Buzzi has an atelier in Rome where 400 seamstresses made the lion’s share of the 6,000 costumes (including spares) that will be seen on stage and around town. Each amateur performer funds their own regalia and the bills run to hundreds of francs per person, so at least they get to keep them; a visit to the wardrobe forever a reminder of Vevey 2019 and its attendant hangovers. The costumes are beautiful and beautifully made; not just suggestive of an animal or a king from high up in the arena but clever and alive with movement up close. As Buzzi says, “Really, they’re not costumes, they’re clothes.”
At 19.00 on the dot – we have a timetable, remember? – the band strikes up, the birds and ants and soldiers and sailors and fairies take one last deep breath before the curtain and then we march and bounce and tumble and leap and sail and sing through a very vinous year.

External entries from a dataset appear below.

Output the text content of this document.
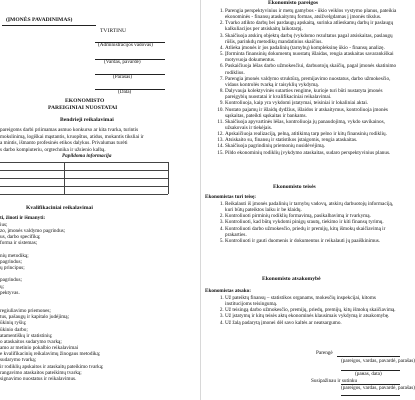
(ĮMONĖS PAVADINIMAS)
TVIRTINU
(Administracijos vadovas)
(Vardas, pavardė)
(Parašas)
(Data)
EKONOMISTO
PAREIGINIAI NUOSTATAI
Bendrieji reikalavimai
pareigoms darbi priimamas asmuo konkurso ar kita tvarka, turintis
mokslinimą, logiškai mąstantis, kruopštus, atidus, mokantis tiksliai ir
a mintis, išmanto profesinės etikos dalykus. Privalumas turėti
s darbo kompiuteriu, orgtechnika ir užsienio kalbą.
Papildoma informacija
Kvalifikaciniai reikalavimai
ti, žinoti ir išmanyti:
ius;
zo, įmonės valdymo pagrindus;
us, darbo specifiką;
forma ir sistemas;
nių metodiką;
pagrindus;
ų principus;
pagrindus;
ų;
pektyvas.
regiuliavimo priemones;
tus, pašaugų ir kapitalo judėjimą;
ūkinių ryšių;
ūkinio darbo;
atamentiškų ir statistinių;
o ataskaitos sudarymo tvarką;
amo ar metinio pokalbio reikalavimai
e kvalifikacinių reikalavimų žinogaus metodiką;
sudarymo tvarką;
ir rodiklių apskaitos ir ataskaitų pateikimo tvarką;
rangavimo ataskaitos pateikimų tvarką;
signavimo nuostatus ir reikalavimus.
Ekonomisto pareigos
1. Parengia perspektyvinius ir metų gamybos - ūkio veiklos vystymo planus, pateikia ekonominės - finansų ataskaitymų formas, atsižvelgdamas į įmonės tikslus.
2. Tvarko atlikto darbų bei pardaugų apskaitą, surinka atlieskamų darbų ir paslaugų kalkuliacijos per atsiskaitų laikotarpį.
3. Skaičiuoja atskirų objektų darbų (vykdomo rezultatus pagal atsiskaitas, paslaugų rūšis, parinkdų metodikų mandatinius skaičius.
4. Atlieka įmonės ir jos padalinių (tarnybų) kompleksinę ūkio - finansų analizę.
5. Įforminta finansinių dokumentų nuostatų išlaidas, rengia ataskaitas savarankiškai motyvuoja dokumentus.
6. Paskaičiuoja lėšas darbo užmokesčiui, darbuotojų skaičių, pagal įmonės skatinimo rodiklius.
7. Parengia įmonės valdymo struktūrą, premijavimo nuostatus, darbo užmokesčio, vidaus kontrolės tvarką ir taisyklių vykdymą.
8. Dalyvauja kolektyvinės sutarties rengime, kurioje turi būti nustatyta įmonės pareigybių nuostatai ir kvalifikaciniai reikalavimai.
9. Kontroliuoja, kaip yra vykdomi įstatymai, teisiniai ir lokaliniai aktai.
10. Nustato pajamų ir išlaidų dydžius, išlaidos ir atskaitymus, kontroliuoja įmonės sąskaitas, pateikti sąskaitas ir bankams.
11. Skaičiuoja apyvartinės lėšas, kontroliuoja jų panaudojimą, vykdo savikainos, užsakovais ir tiekėjais.
12. Apskaičiuoja realizaciją, pelną, atitikimą tarp pelno ir kitų finansinių rodiklių.
13. Atsiskaito su, finansų ir statistikos įstaigomis, rengia ataskaitas.
14. Skaičiuoja pagrindinių priemonių nusidėvėjimą.
15. Pildo ekonominių rodiklių įvykdymo ataskaitas, sudaro perspektyvinius planus.
Ekonomisto teisės
Ekonomistas turi teisę:
1. Reikalauti iš įmonės padalinių ir tarnybų vadovų, atskirų darbuotojų informaciją, kuri būtų pateiktos laiku ir be klaidų.
2. Kontroliuoti pirminių rodiklių formavimą, pasikalbavimą ir tvarkymą.
3. Kontroliuoti, kad būtų vykdomi pinigų srautų, tiekimo ir kiti finansų tyrimų.
4. Kontroliuoti darbo užmokesčio, priedų ir premijų, kitų išmokų skaičiavimą ir prakarties.
5. Kontroliuoti ir gauti duomenis ir dokumentus ir reikalauti jų paaiškinimus.
Ekonomisto atsakomybė
Ekonomistas atsako:
1. Už pateiktų finansų – statistikos organams, mokesčių inspekcijai, kitoms institucijoms teisingumą.
2. Už teisingą darbo užmokesčio, premijų, priedų, premijų, kitų išmokų skaičiavimą.
3. Už įstatymų ir kitų teisės aktų ekonominės klausimais vykdymą ir atsakomybę.
4. Už žalą padarytą įmonei dėl savo kaltės ar neatsargumo.
Parengė
(pareigos, vardas, pavardė, parašas)
(ранas, data)
Susipažinau ir sutinku
(pareigos, vardas, pavardė, parašas)
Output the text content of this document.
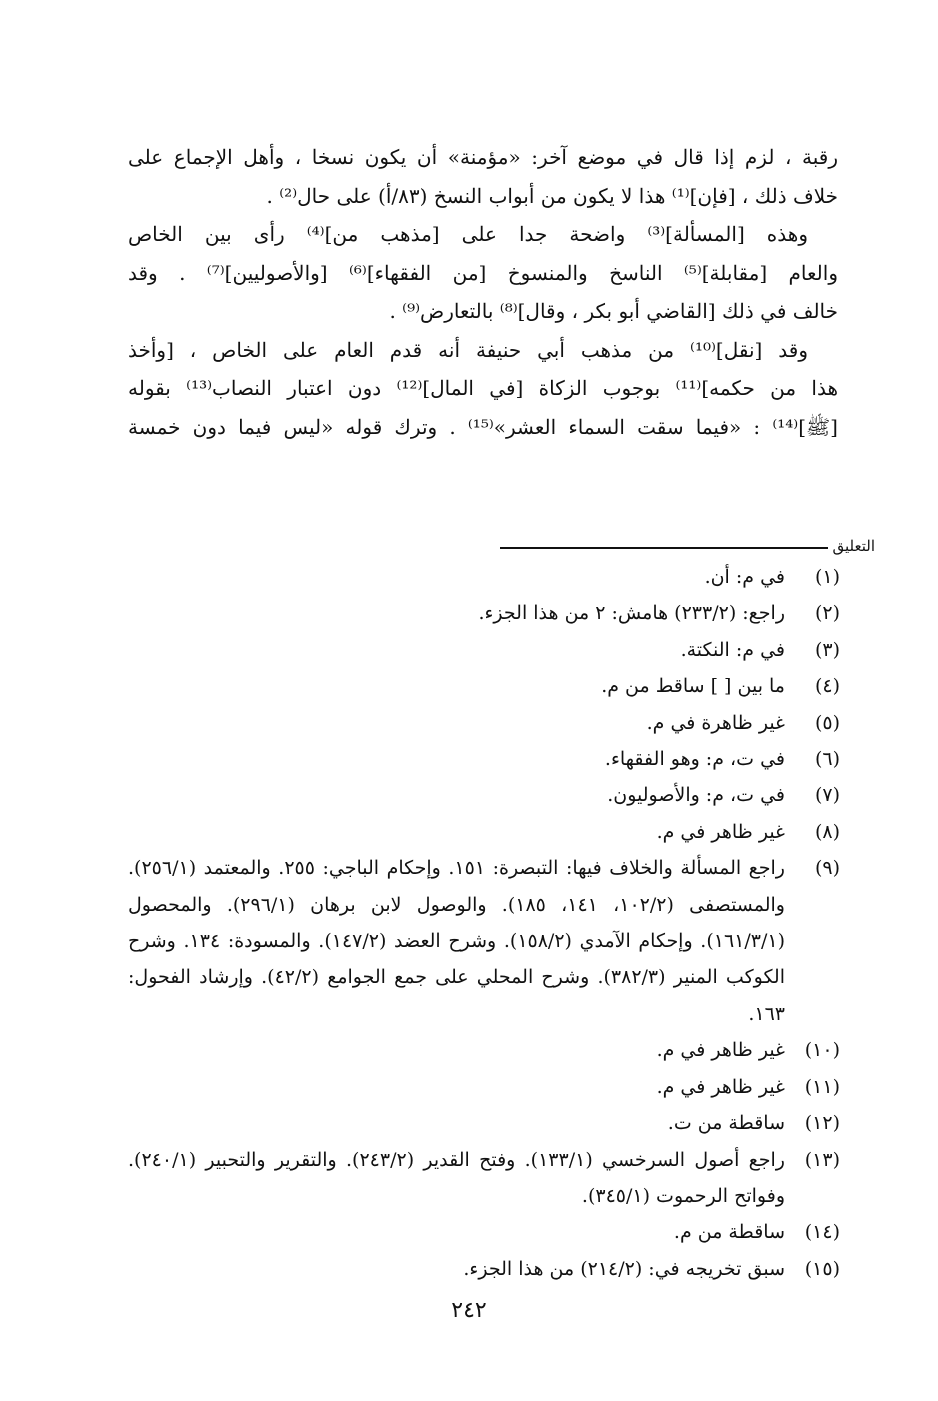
رقبة ، لزم إذا قال في موضع آخر: «مؤمنة» أن يكون نسخا ، وأهل الإجماع على

خلاف ذلك ، [فإن]⁽¹⁾ هذا لا يكون من أبواب النسخ (٨٣/أ) على حال⁽²⁾ .

وهذه [المسألة]⁽³⁾ واضحة جدا على [مذهب من]⁽⁴⁾ رأى بين الخاص

والعام [مقابلة]⁽⁵⁾ الناسخ والمنسوخ [من الفقهاء]⁽⁶⁾ [والأصوليين]⁽⁷⁾ . وقد

خالف في ذلك [القاضي أبو بكر ، وقال]⁽⁸⁾ بالتعارض⁽⁹⁾ .

وقد [نقل]⁽¹⁰⁾ من مذهب أبي حنيفة أنه قدم العام على الخاص ، [وأخذ

هذا من حكمه]⁽¹¹⁾ بوجوب الزكاة [في المال]⁽¹²⁾ دون اعتبار النصاب⁽¹³⁾ بقوله

[ﷺ]⁽¹⁴⁾ : «فيما سقت السماء العشر»⁽¹⁵⁾ . وترك قوله «ليس فيما دون خمسة

التعليق
(١)
في م: أن.
(٢)
راجع: (٢٣٣/٢) هامش: ٢ من هذا الجزء.
(٣)
في م: النكتة.
(٤)
ما بين [ ] ساقط من م.
(٥)
غير ظاهرة في م.
(٦)
في ت، م: وهو الفقهاء.
(٧)
في ت، م: والأصوليون.
(٨)
غير ظاهر في م.
(٩)
راجع المسألة والخلاف فيها: التبصرة: ١٥١. وإحكام الباجي: ٢٥٥. والمعتمد (٢٥٦/١). والمستصفى (١٠٢/٢، ١٤١، ١٨٥). والوصول لابن برهان (٢٩٦/١). والمحصول (١٦١/٣/١). وإحكام الآمدي (١٥٨/٢). وشرح العضد (١٤٧/٢). والمسودة: ١٣٤. وشرح الكوكب المنير (٣٨٢/٣). وشرح المحلي على جمع الجوامع (٤٢/٢). وإرشاد الفحول: ١٦٣.
(١٠)
غير ظاهر في م.
(١١)
غير ظاهر في م.
(١٢)
ساقطة من ت.
(١٣)
راجع أصول السرخسي (١٣٣/١). وفتح القدير (٢٤٣/٢). والتقرير والتحبير (٢٤٠/١). وفواتح الرحموت (٣٤٥/١).
(١٤)
ساقطة من م.
(١٥)
سبق تخريجه في: (٢١٤/٢) من هذا الجزء.
٢٤٢
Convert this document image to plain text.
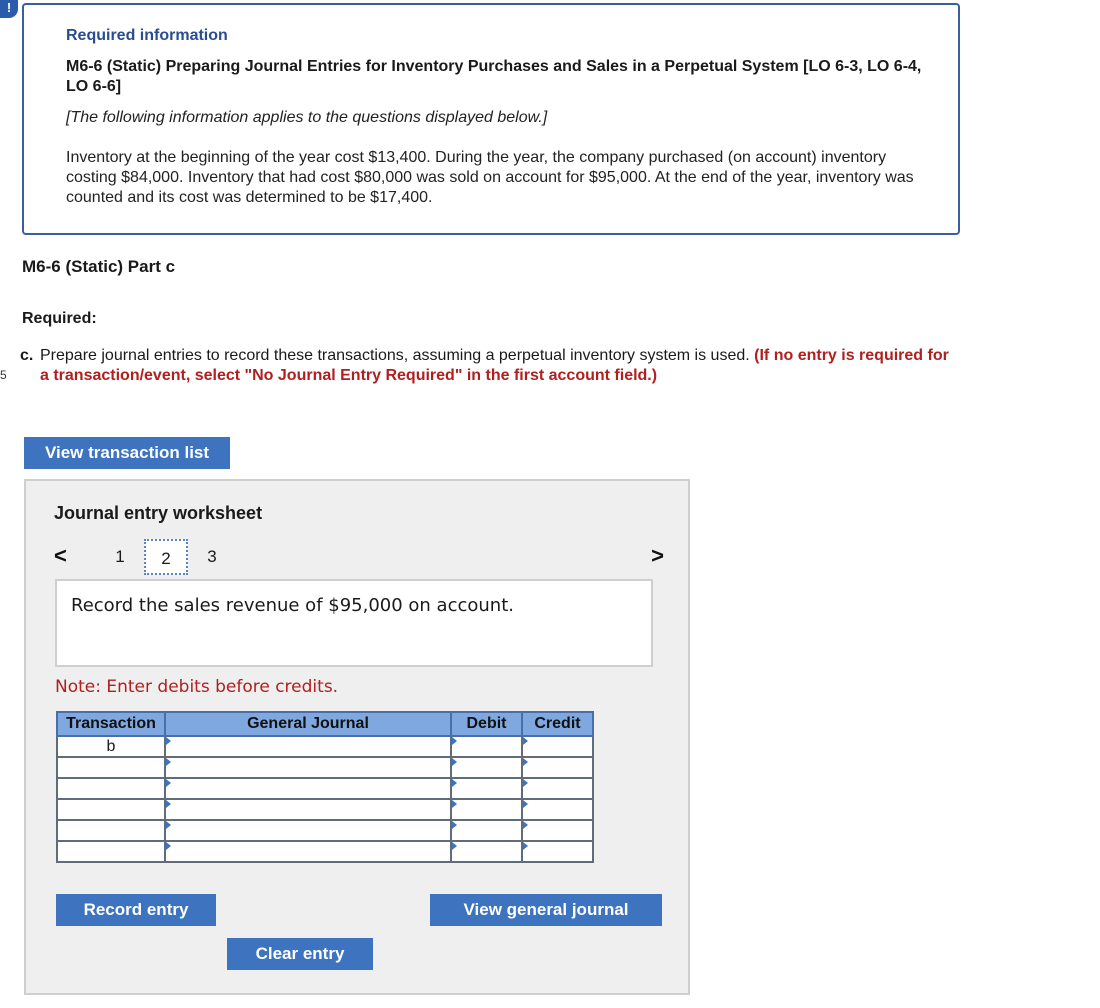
!
5

Required information

M6-6 (Static) Preparing Journal Entries for Inventory Purchases and Sales in a Perpetual System [LO 6-3, LO 6-4, LO 6-6]

[The following information applies to the questions displayed below.]

Inventory at the beginning of the year cost $13,400. During the year, the company purchased (on account) inventory costing $84,000. Inventory that had cost $80,000 was sold on account for $95,000. At the end of the year, inventory was counted and its cost was determined to be $17,400.

M6-6 (Static) Part c
Required:
c. Prepare journal entries to record these transactions, assuming a perpetual inventory system is used. (If no entry is required for a transaction/event, select "No Journal Entry Required" in the first account field.)
View transaction list
Journal entry worksheet
<	1	2	3	>
Record the sales revenue of $95,000 on account.
Note: Enter debits before credits.
Transaction	General Journal	Debit	Credit
b	

Record entry	View general journal
Clear entry
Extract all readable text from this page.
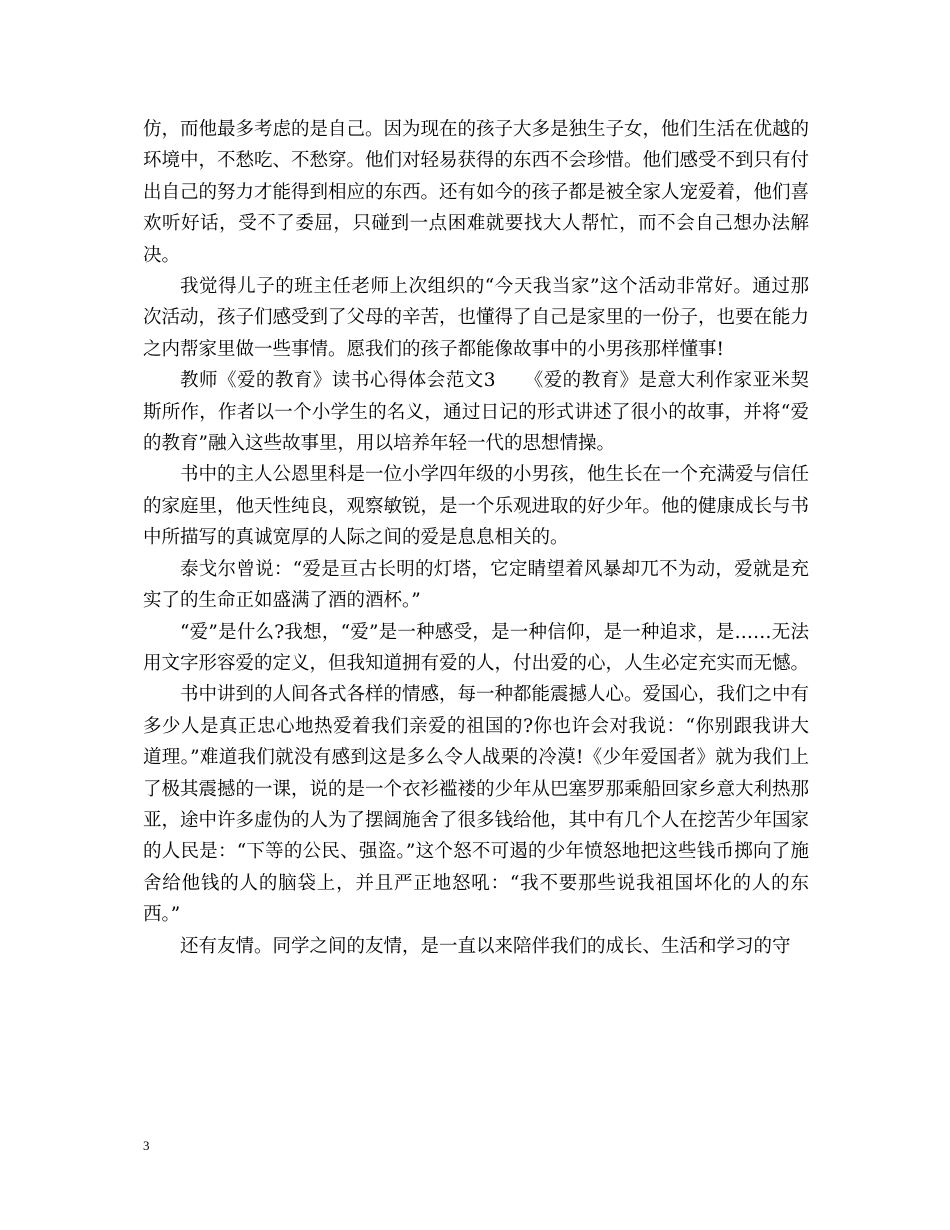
仿，而他最多考虑的是自己。因为现在的孩子大多是独生子女，他们生活在优越的环境中，不愁吃、不愁穿。他们对轻易获得的东西不会珍惜。他们感受不到只有付出自己的努力才能得到相应的东西。还有如今的孩子都是被全家人宠爱着，他们喜欢听好话，受不了委屈，只碰到一点困难就要找大人帮忙，而不会自己想办法解决。

我觉得儿子的班主任老师上次组织的“今天我当家”这个活动非常好。通过那次活动，孩子们感受到了父母的辛苦，也懂得了自己是家里的一份子，也要在能力之内帮家里做一些事情。愿我们的孩子都能像故事中的小男孩那样懂事!

教师《爱的教育》读书心得体会范文3　　《爱的教育》是意大利作家亚米契斯所作，作者以一个小学生的名义，通过日记的形式讲述了很小的故事，并将“爱的教育”融入这些故事里，用以培养年轻一代的思想情操。

书中的主人公恩里科是一位小学四年级的小男孩，他生长在一个充满爱与信任的家庭里，他天性纯良，观察敏锐，是一个乐观进取的好少年。他的健康成长与书中所描写的真诚宽厚的人际之间的爱是息息相关的。

泰戈尔曾说：“爱是亘古长明的灯塔，它定睛望着风暴却兀不为动，爱就是充实了的生命正如盛满了酒的酒杯。”

“爱”是什么?我想，“爱”是一种感受，是一种信仰，是一种追求，是……无法用文字形容爱的定义，但我知道拥有爱的人，付出爱的心，人生必定充实而无憾。

书中讲到的人间各式各样的情感，每一种都能震撼人心。爱国心，我们之中有多少人是真正忠心地热爱着我们亲爱的祖国的?你也许会对我说：“你别跟我讲大道理。”难道我们就没有感到这是多么令人战栗的冷漠!《少年爱国者》就为我们上了极其震撼的一课，说的是一个衣衫褴褛的少年从巴塞罗那乘船回家乡意大利热那亚，途中许多虚伪的人为了摆阔施舍了很多钱给他，其中有几个人在挖苦少年国家的人民是：“下等的公民、强盗。”这个怒不可遏的少年愤怒地把这些钱币掷向了施舍给他钱的人的脑袋上，并且严正地怒吼：“我不要那些说我祖国坏化的人的东西。”

还有友情。同学之间的友情，是一直以来陪伴我们的成长、生活和学习的守

3
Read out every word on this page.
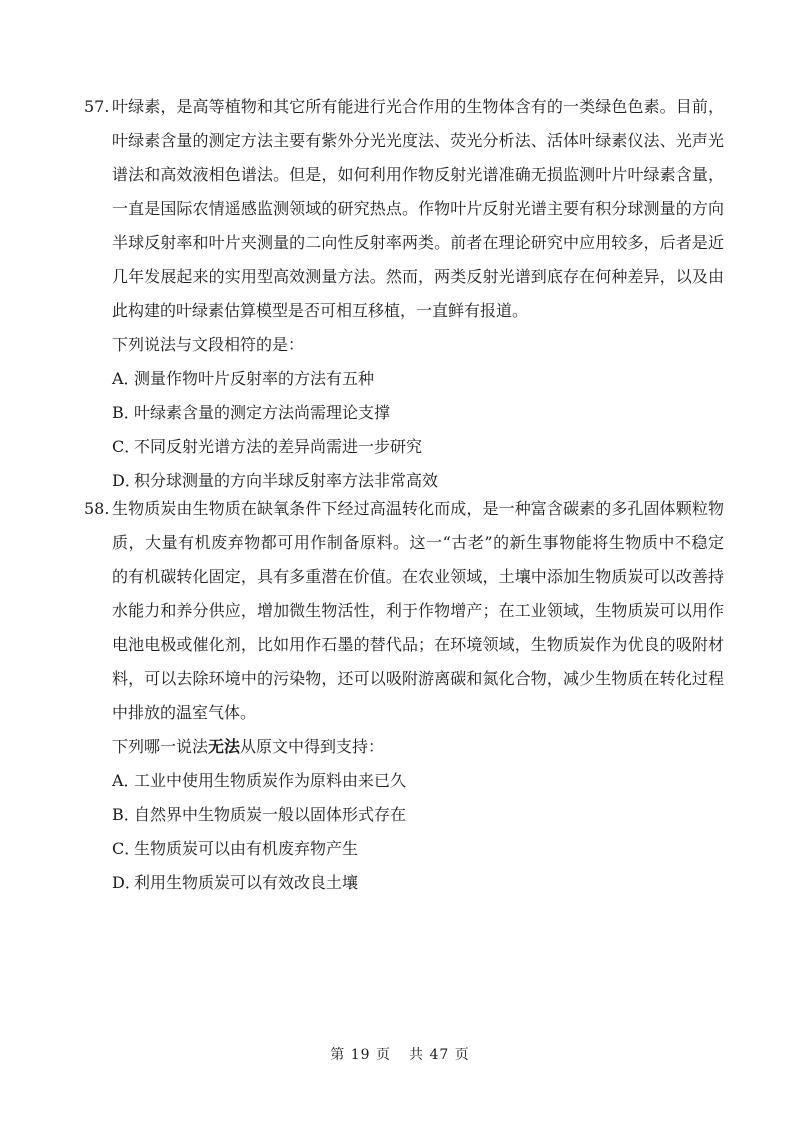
57. 叶绿素，是高等植物和其它所有能进行光合作用的生物体含有的一类绿色色素。目前，
叶绿素含量的测定方法主要有紫外分光光度法、荧光分析法、活体叶绿素仪法、光声光
谱法和高效液相色谱法。但是，如何利用作物反射光谱准确无损监测叶片叶绿素含量，
一直是国际农情遥感监测领域的研究热点。作物叶片反射光谱主要有积分球测量的方向
半球反射率和叶片夹测量的二向性反射率两类。前者在理论研究中应用较多，后者是近
几年发展起来的实用型高效测量方法。然而，两类反射光谱到底存在何种差异，以及由
此构建的叶绿素估算模型是否可相互移植，一直鲜有报道。
下列说法与文段相符的是：
A．测量作物叶片反射率的方法有五种
B．叶绿素含量的测定方法尚需理论支撑
C．不同反射光谱方法的差异尚需进一步研究
D．积分球测量的方向半球反射率方法非常高效
58. 生物质炭由生物质在缺氧条件下经过高温转化而成，是一种富含碳素的多孔固体颗粒物
质，大量有机废弃物都可用作制备原料。这一“古老”的新生事物能将生物质中不稳定
的有机碳转化固定，具有多重潜在价值。在农业领域，土壤中添加生物质炭可以改善持
水能力和养分供应，增加微生物活性，利于作物增产；在工业领域，生物质炭可以用作
电池电极或催化剂，比如用作石墨的替代品；在环境领域，生物质炭作为优良的吸附材
料，可以去除环境中的污染物，还可以吸附游离碳和氮化合物，减少生物质在转化过程
中排放的温室气体。
下列哪一说法无法从原文中得到支持：
A．工业中使用生物质炭作为原料由来已久
B．自然界中生物质炭一般以固体形式存在
C．生物质炭可以由有机废弃物产生
D．利用生物质炭可以有效改良土壤
第 19 页 共 47 页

It’s long but stunning, each tableau a sweet or witty take on the region, the country, the wine. Sometime near the end, the coronation of this generation’s vignerons – the official business of the day, of the epoch – takes place and it’s this part, perhaps ungoverned by Finzi Pasca and his team, that’s a little clunky and dull, not helped by an official from the Confrérie who delivers news with all the panache of a fax machine. A lot of names are called, a lot of medals are dished out and, by the time the crowns are laid upon the heads of the most special vignerons for years and miles around, palms ache from polite applause. Well done, though, messieurs: we shall certainly drink to your viticultural prowess as soon as it’s humanly possible.
Before that, though: the cows. The cows and the tears. The cows and the catch in the throat (not in that way, although a few beasts do possess the excitable bowels known to many a thespian come curtain call). “Le Ranz des Vaches” – the herdsmen’s call to their cattle to bring them back down the hill of an evening – has become a song, a sort of Swiss anthem. It suggests innocence unsullied by modernity, it is a thing of heart and soul and soil, a refrain that stirs in the breast of all gathered, some still sitting, many now standing, in this hi-tech, laser-lit, spellbound arena. Down on stage Les Armaillis, the cowmen, pat the necks of their Red Holsteins, their Hérens and Simmentals. Up above on jutting stages, introduced by the bassi profundi of massed Alpenhorns, sing the proud soloists, revivalists, keepers of the flame.
Afterwards, out on the tiles for weeks of celebrating nights that’ll be forgotten tomorrow yet somehow remembered forever, the tribes come and go like shoals on film, massing and dwindling, mixing and shimmering away. Le Caveau Des Cents-Suisses, named after that most dapper of Swiss Guards, is patronised almost entirely by gentlemen and now ladies (since Finzi Pasca’s intervention) in the patriotic red and white of this assumed order. It’s a sight. The uniforms change the men and women who wear them; for the men a sort of military escapism allows a specific straight-backed bonhomie to unfold. In daylight these Guards are in IT. For the women it’s power too, but worn differently, playfully, perhaps ironically. Buzzi’s cinching is expert: the girls look good in their doublet and hose. There is red wine spilt on the white of these uniforms and eau gazeuse halfheartedly called for. There is music until 3am and sword fights and shots (downed, not fired). This, then? This is a fête accomplished. And these civilians acting like soldiers, are they sinners? Only for a night. Again, tomorrow, they’ll come marching in like saints. Up above, bunched in the dark under hillside dew, are the vines and the fruit, plump and sleepy, ignorant of the party held in their name.